Now that Cielo’s taken the reins in earnest, we’ve gotten our hands on the latest plans for what the developer has in store for the site — and though this building sports an all-new design from enormous international architecture firm Perkins & Will, what we see here is fairly similar to the previous tower’s orientation, owing to the design constraints of the view corridors over the tract. It’s also 31 stories tall now, not 37.
The most immediately obvious tweak to the project’s architecture visible in the fairly limited illustrations seen here is the curved edges of its triangular tower component, rather than the sharper corners we saw in illustrations of the previous design. It may not sound like much, but between the similarly curved corners of Tower 5C and the gorgeous sail-like curves of Pelli Clarke Pelli’s Block 185 tower underway across town, this design touch almost feels like an emerging local trend.
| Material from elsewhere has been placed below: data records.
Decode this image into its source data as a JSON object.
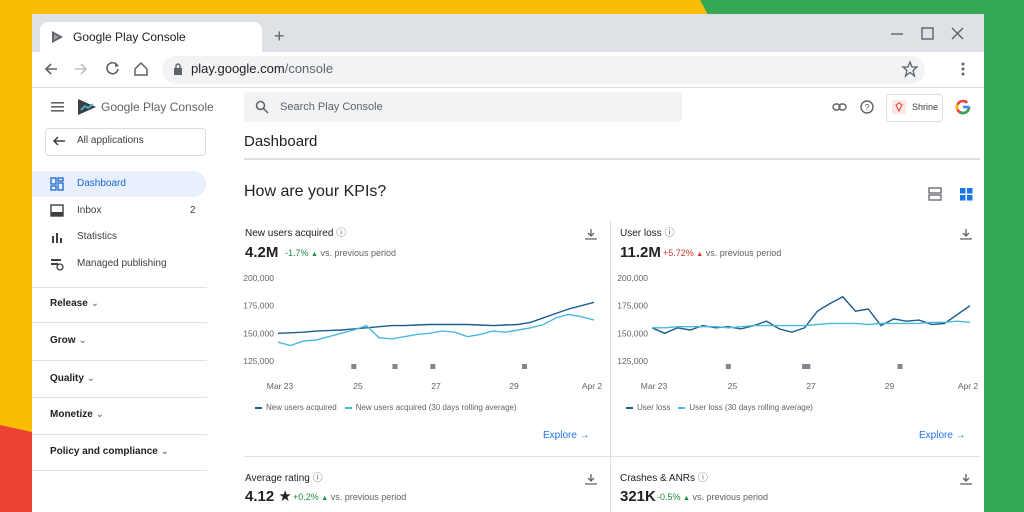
{
  "browser": {
    "tab_title": "Google Play Console",
    "url_host": "play.google.com",
    "url_path": "/console"
  },
  "sidebar": {
    "app_name": "Google Play Console",
    "back_button": "All applications",
    "nav": [
      {
        "label": "Dashboard"
      },
      {
        "label": "Inbox",
        "badge": 2
      },
      {
        "label": "Statistics"
      },
      {
        "label": "Managed publishing"
      }
    ],
    "sections": [
      "Release",
      "Grow",
      "Quality",
      "Monetize",
      "Policy and compliance"
    ]
  },
  "header": {
    "search_placeholder": "Search Play Console",
    "account": "Shrine",
    "page_title": "Dashboard"
  },
  "kpis": {
    "heading": "How are your KPIs?",
    "cards": [
      {
        "title": "New users acquired",
        "value": "4.2M",
        "change": "-1.7%",
        "comparison": "vs. previous period",
        "link": "Explore"
      },
      {
        "title": "User loss",
        "value": "11.2M",
        "change": "+5.72%",
        "comparison": "vs. previous period",
        "link": "Explore"
      },
      {
        "title": "Average rating",
        "value": "4.12",
        "change": "+0.2%",
        "comparison": "vs. previous period"
      },
      {
        "title": "Crashes & ANRs",
        "value": "321K",
        "change": "-0.5%",
        "comparison": "vs. previous period"
      }
    ]
  },
  "chart_data": [
    {
      "type": "line",
      "xticks": [
        "Mar 23",
        "25",
        "27",
        "29",
        "Apr 2"
      ],
      "ylim": [
        125000,
        200000
      ],
      "yticks": [
        {
          "value": 125000,
          "label": "125,000"
        },
        {
          "value": 150000,
          "label": "150,000"
        },
        {
          "value": 175000,
          "label": "175,000"
        },
        {
          "value": 200000,
          "label": "200,000"
        }
      ],
      "series": [
        {
          "name": "New users acquired",
          "color": "#1b5e8c",
          "values": [
            150000,
            150500,
            151000,
            152000,
            152500,
            153000,
            154000,
            155000,
            156000,
            157000,
            157000,
            157500,
            158000,
            158000,
            158000,
            158000,
            157500,
            157000,
            157500,
            158000,
            160000,
            164000,
            168000,
            172000,
            175000,
            178000
          ]
        },
        {
          "name": "New users acquired (30 days rolling average)",
          "color": "#4bb8dc",
          "values": [
            142000,
            139000,
            143000,
            144000,
            147000,
            150000,
            153000,
            157000,
            146000,
            145000,
            147000,
            149000,
            150000,
            152000,
            151000,
            147000,
            149000,
            152000,
            151000,
            153000,
            155000,
            158000,
            164000,
            167000,
            165000,
            162000
          ]
        }
      ]
    },
    {
      "type": "line",
      "xticks": [
        "Mar 23",
        "25",
        "27",
        "29",
        "Apr 2"
      ],
      "ylim": [
        125000,
        200000
      ],
      "yticks": [
        {
          "value": 125000,
          "label": "125,000"
        },
        {
          "value": 150000,
          "label": "150,000"
        },
        {
          "value": 175000,
          "label": "175,000"
        },
        {
          "value": 200000,
          "label": "200,000"
        }
      ],
      "series": [
        {
          "name": "User loss",
          "color": "#1b5e8c",
          "values": [
            155000,
            150000,
            155000,
            153000,
            157000,
            155000,
            156000,
            154000,
            157000,
            161000,
            154000,
            151000,
            155000,
            170000,
            177000,
            183000,
            170000,
            172000,
            157000,
            163000,
            161000,
            162000,
            158000,
            159000,
            167000,
            175000
          ]
        },
        {
          "name": "User loss (30 days rolling average)",
          "color": "#4bb8dc",
          "values": [
            155000,
            155000,
            156000,
            156000,
            156000,
            156000,
            155000,
            156000,
            157000,
            157000,
            157000,
            157000,
            157000,
            158000,
            159000,
            159000,
            159000,
            158000,
            159000,
            159000,
            159000,
            159000,
            160000,
            160000,
            161000,
            160000
          ]
        }
      ]
    }
  ]
}
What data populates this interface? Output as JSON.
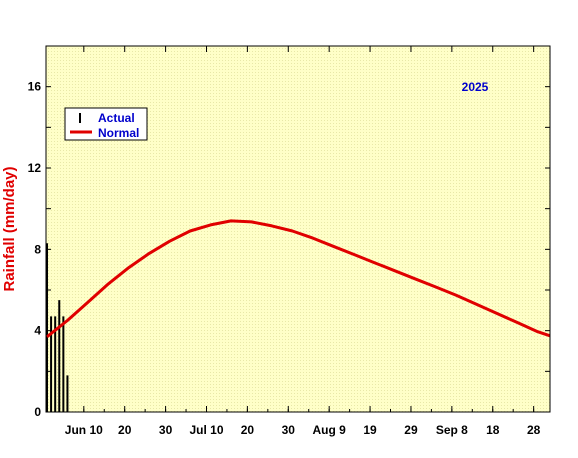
{
  "chart_data": {
    "type": "bar+line",
    "year": "2025",
    "ylabel": "Rainfall (mm/day)",
    "ylim": [
      0,
      18
    ],
    "yticks": [
      0,
      4,
      8,
      12,
      16
    ],
    "x_unit": "days since Jun 1",
    "xlim": [
      0,
      123
    ],
    "xticks": [
      {
        "day": 9,
        "label": "Jun 10"
      },
      {
        "day": 19,
        "label": "20"
      },
      {
        "day": 29,
        "label": "30"
      },
      {
        "day": 39,
        "label": "Jul 10"
      },
      {
        "day": 49,
        "label": "20"
      },
      {
        "day": 59,
        "label": "30"
      },
      {
        "day": 69,
        "label": "Aug 9"
      },
      {
        "day": 79,
        "label": "19"
      },
      {
        "day": 89,
        "label": "29"
      },
      {
        "day": 99,
        "label": "Sep 8"
      },
      {
        "day": 109,
        "label": "18"
      },
      {
        "day": 119,
        "label": "28"
      }
    ],
    "legend": [
      {
        "name": "Actual",
        "color": "#000000"
      },
      {
        "name": "Normal",
        "color": "#e00000"
      }
    ],
    "legend_position": "top-left",
    "series": [
      {
        "name": "Actual",
        "kind": "bar",
        "color": "#000000",
        "x": [
          0,
          1,
          2,
          3,
          4,
          5
        ],
        "values": [
          8.3,
          4.7,
          4.7,
          5.5,
          4.7,
          1.8
        ]
      },
      {
        "name": "Normal",
        "kind": "line",
        "color": "#e00000",
        "x": [
          0,
          5,
          10,
          15,
          20,
          25,
          30,
          35,
          40,
          45,
          50,
          55,
          60,
          65,
          70,
          75,
          80,
          85,
          90,
          95,
          100,
          105,
          110,
          115,
          120,
          123
        ],
        "values": [
          3.7,
          4.5,
          5.4,
          6.3,
          7.1,
          7.8,
          8.4,
          8.9,
          9.2,
          9.4,
          9.35,
          9.15,
          8.9,
          8.55,
          8.15,
          7.75,
          7.35,
          6.95,
          6.55,
          6.15,
          5.75,
          5.3,
          4.85,
          4.4,
          3.95,
          3.75
        ]
      }
    ],
    "colors": {
      "plot_background": "#ffffcc",
      "ylabel": "#e00000",
      "legend_text": "#0000cc",
      "year_label": "#0000cc"
    }
  }
}
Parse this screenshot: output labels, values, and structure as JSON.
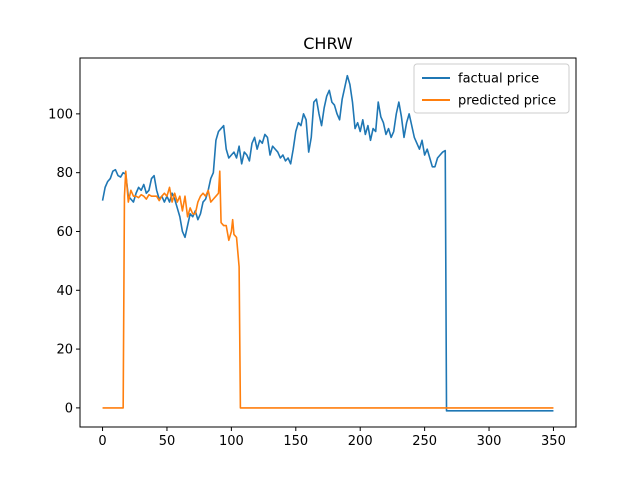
{
  "chart_data": {
    "type": "line",
    "title": "CHRW",
    "xlabel": "",
    "ylabel": "",
    "xlim": [
      -17.5,
      367.5
    ],
    "ylim": [
      -6.5,
      119
    ],
    "xticks": [
      0,
      50,
      100,
      150,
      200,
      250,
      300,
      350
    ],
    "yticks": [
      0,
      20,
      40,
      60,
      80,
      100
    ],
    "grid": false,
    "legend": {
      "placement": "top-right"
    },
    "series": [
      {
        "name": "factual price",
        "color": "#1f77b4",
        "points": [
          [
            0,
            70.5
          ],
          [
            2,
            75
          ],
          [
            4,
            77
          ],
          [
            6,
            78
          ],
          [
            8,
            80.5
          ],
          [
            10,
            81
          ],
          [
            12,
            79
          ],
          [
            14,
            78.5
          ],
          [
            16,
            80
          ],
          [
            18,
            79.5
          ],
          [
            20,
            72
          ],
          [
            22,
            71
          ],
          [
            24,
            70
          ],
          [
            26,
            73
          ],
          [
            28,
            75
          ],
          [
            30,
            74
          ],
          [
            32,
            76
          ],
          [
            34,
            73
          ],
          [
            36,
            74
          ],
          [
            38,
            78
          ],
          [
            40,
            79
          ],
          [
            42,
            74
          ],
          [
            44,
            71
          ],
          [
            46,
            72
          ],
          [
            48,
            70
          ],
          [
            50,
            72
          ],
          [
            52,
            70
          ],
          [
            54,
            73
          ],
          [
            56,
            71
          ],
          [
            58,
            68
          ],
          [
            60,
            65
          ],
          [
            62,
            60
          ],
          [
            64,
            58
          ],
          [
            66,
            62
          ],
          [
            68,
            66
          ],
          [
            70,
            65
          ],
          [
            72,
            67
          ],
          [
            74,
            64
          ],
          [
            76,
            66
          ],
          [
            78,
            70
          ],
          [
            80,
            71
          ],
          [
            82,
            74
          ],
          [
            84,
            78
          ],
          [
            86,
            80
          ],
          [
            88,
            91
          ],
          [
            90,
            94
          ],
          [
            92,
            95
          ],
          [
            94,
            96
          ],
          [
            96,
            88
          ],
          [
            98,
            85
          ],
          [
            100,
            86
          ],
          [
            102,
            87
          ],
          [
            104,
            85
          ],
          [
            106,
            89
          ],
          [
            108,
            83
          ],
          [
            110,
            87
          ],
          [
            112,
            86
          ],
          [
            114,
            84
          ],
          [
            116,
            90
          ],
          [
            118,
            92
          ],
          [
            120,
            88
          ],
          [
            122,
            91
          ],
          [
            124,
            90
          ],
          [
            126,
            93
          ],
          [
            128,
            92
          ],
          [
            130,
            86
          ],
          [
            132,
            89
          ],
          [
            134,
            88
          ],
          [
            136,
            87
          ],
          [
            138,
            85
          ],
          [
            140,
            86
          ],
          [
            142,
            84
          ],
          [
            144,
            85
          ],
          [
            146,
            83
          ],
          [
            148,
            88
          ],
          [
            150,
            94
          ],
          [
            152,
            97
          ],
          [
            154,
            96
          ],
          [
            156,
            100
          ],
          [
            158,
            98
          ],
          [
            160,
            87
          ],
          [
            162,
            92
          ],
          [
            164,
            104
          ],
          [
            166,
            105
          ],
          [
            168,
            100
          ],
          [
            170,
            96
          ],
          [
            172,
            102
          ],
          [
            174,
            106
          ],
          [
            176,
            108
          ],
          [
            178,
            104
          ],
          [
            180,
            103
          ],
          [
            182,
            100
          ],
          [
            184,
            98
          ],
          [
            186,
            105
          ],
          [
            188,
            109
          ],
          [
            190,
            113
          ],
          [
            192,
            110
          ],
          [
            194,
            104
          ],
          [
            196,
            95
          ],
          [
            198,
            97
          ],
          [
            200,
            94
          ],
          [
            202,
            98
          ],
          [
            204,
            93
          ],
          [
            206,
            96
          ],
          [
            208,
            91
          ],
          [
            210,
            95
          ],
          [
            212,
            94
          ],
          [
            214,
            104
          ],
          [
            216,
            99
          ],
          [
            218,
            97
          ],
          [
            220,
            93
          ],
          [
            222,
            95
          ],
          [
            224,
            92
          ],
          [
            226,
            94
          ],
          [
            228,
            100
          ],
          [
            230,
            104
          ],
          [
            232,
            99
          ],
          [
            234,
            92
          ],
          [
            236,
            97
          ],
          [
            238,
            100
          ],
          [
            240,
            96
          ],
          [
            242,
            92
          ],
          [
            244,
            90
          ],
          [
            246,
            88
          ],
          [
            248,
            91
          ],
          [
            250,
            86
          ],
          [
            252,
            88
          ],
          [
            254,
            85
          ],
          [
            256,
            82
          ],
          [
            258,
            82
          ],
          [
            260,
            85
          ],
          [
            262,
            86
          ],
          [
            264,
            87
          ],
          [
            266,
            87.5
          ],
          [
            267,
            -1
          ],
          [
            350,
            -1
          ]
        ]
      },
      {
        "name": "predicted price",
        "color": "#ff7f0e",
        "points": [
          [
            0,
            0
          ],
          [
            16,
            0
          ],
          [
            17,
            72
          ],
          [
            18,
            80.5
          ],
          [
            20,
            70
          ],
          [
            22,
            74
          ],
          [
            24,
            72
          ],
          [
            26,
            72
          ],
          [
            28,
            71.5
          ],
          [
            30,
            72.5
          ],
          [
            32,
            72
          ],
          [
            34,
            71
          ],
          [
            36,
            72.5
          ],
          [
            38,
            72
          ],
          [
            40,
            72
          ],
          [
            42,
            72
          ],
          [
            44,
            70.5
          ],
          [
            46,
            72
          ],
          [
            48,
            73
          ],
          [
            50,
            72
          ],
          [
            52,
            75
          ],
          [
            54,
            70
          ],
          [
            56,
            73
          ],
          [
            58,
            70
          ],
          [
            60,
            72
          ],
          [
            62,
            67
          ],
          [
            64,
            72
          ],
          [
            66,
            65
          ],
          [
            68,
            68
          ],
          [
            70,
            66
          ],
          [
            72,
            66
          ],
          [
            74,
            70
          ],
          [
            76,
            72
          ],
          [
            78,
            73
          ],
          [
            80,
            72
          ],
          [
            82,
            74
          ],
          [
            84,
            70
          ],
          [
            86,
            71
          ],
          [
            88,
            72
          ],
          [
            90,
            73
          ],
          [
            91,
            80.5
          ],
          [
            92,
            63
          ],
          [
            94,
            62
          ],
          [
            96,
            62
          ],
          [
            98,
            57
          ],
          [
            100,
            60
          ],
          [
            101,
            64
          ],
          [
            102,
            59
          ],
          [
            104,
            58
          ],
          [
            106,
            48
          ],
          [
            107,
            0
          ],
          [
            350,
            0
          ]
        ]
      }
    ]
  }
}
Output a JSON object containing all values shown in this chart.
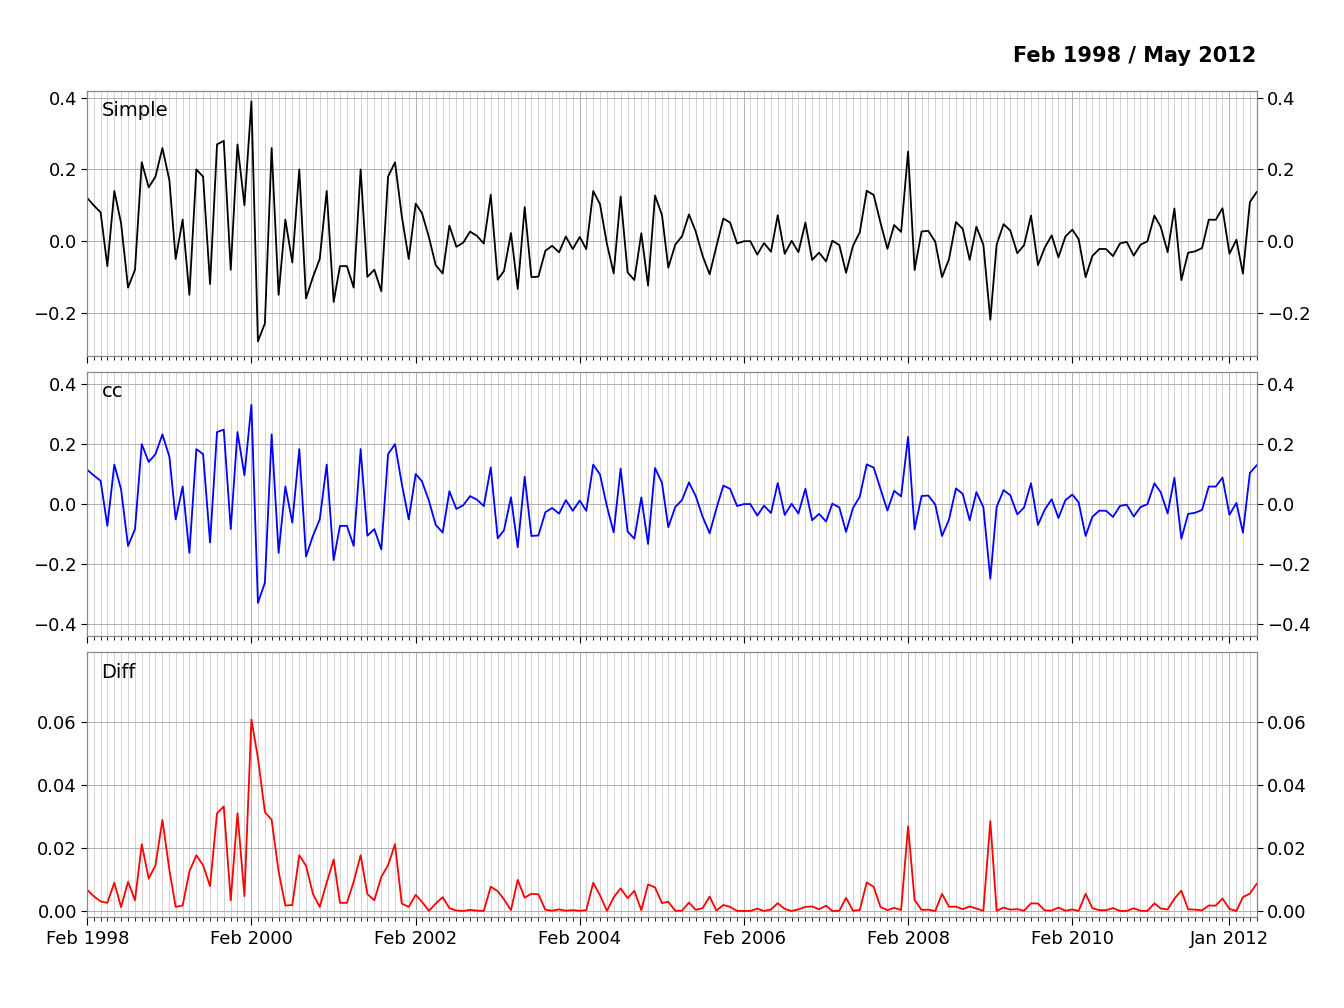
{
  "title_annotation": "Feb 1998 / May 2012",
  "panel_labels": [
    "Simple",
    "cc",
    "Diff"
  ],
  "panel_colors": [
    "black",
    "blue",
    "red"
  ],
  "ylim_simple": [
    -0.32,
    0.42
  ],
  "ylim_cc": [
    -0.44,
    0.44
  ],
  "ylim_diff": [
    -0.002,
    0.082
  ],
  "yticks_simple": [
    -0.2,
    0.0,
    0.2,
    0.4
  ],
  "yticks_cc": [
    -0.4,
    -0.2,
    0.0,
    0.2,
    0.4
  ],
  "yticks_diff": [
    0.0,
    0.02,
    0.04,
    0.06
  ],
  "xtick_labels": [
    "Feb 1998",
    "Feb 2000",
    "Feb 2002",
    "Feb 2004",
    "Feb 2006",
    "Feb 2008",
    "Feb 2010",
    "Jan 2012"
  ],
  "background_color": "#ffffff",
  "grid_color": "#b0b0b0",
  "title_fontsize": 15,
  "label_fontsize": 14,
  "tick_fontsize": 13,
  "line_width": 1.3,
  "annotation_fontsize": 15,
  "seed": 137
}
You’ll also notice there’s a seemingly open-air central courtyard labeled in the site plan illustration above, found smack in the center of the building’s podium. The previous Gensler Austin design for Block 87 included a “market” space of some kind inside the podium, and though it’s unclear if that idea will stick around, it’s obviously something the developers have thought about a lot over the years — this could be a new take on that, or something entirely different, but the courtyard feature is new.
Exterior elevations for the tower are light on detail, other than showing the height of the tower’s podium and the tower itself. Still, even with those balconies on the edges it’s pretty clear we’re looking at a curved tower, especially when you compare the illustrations to the shape of the tower’s footprint on the site plan. Pour one out for Block 87’s old “sharp wedge of cheese” look, but the curves are way more interesting.
The largest change in use outlined in these plans is the elimination of the project’s hotel component, with only residential, office, and retail/restaurant uses identified. We’re now working with 360 residential units across 17 floors of the building’s tower section, 381,400 square feet of office space spread between nine floors, and 15,700 square feet of ground-floor retail space.
There’s also 13,100 square feet of additional commercial space on the ground floor specifically designated with a restaurant use — which makes us wonder if that separate retail space implies the previous tower plan’s market component lived on in some capacity. There are 1,145 parking spaces included in its five levels of below-grade garage, plus 64 spaces for bikes, which take up way less room than cars.
Even if the tweaks to the building are minor, they’re certainly interesting — and we won’t know exactly how much the tower actually differs cosmetically from what was planned before until we see 3D renderings instead of these illustrations, something we can look forward to when the project seeks its density bonus from the City of Austin’s Design Commission. Though we don’t have a timeline for its construction at the moment, the development’s site plan is currently in review — meaning we could get a better view sometime this year. After more than a decade, we’d take almost anything.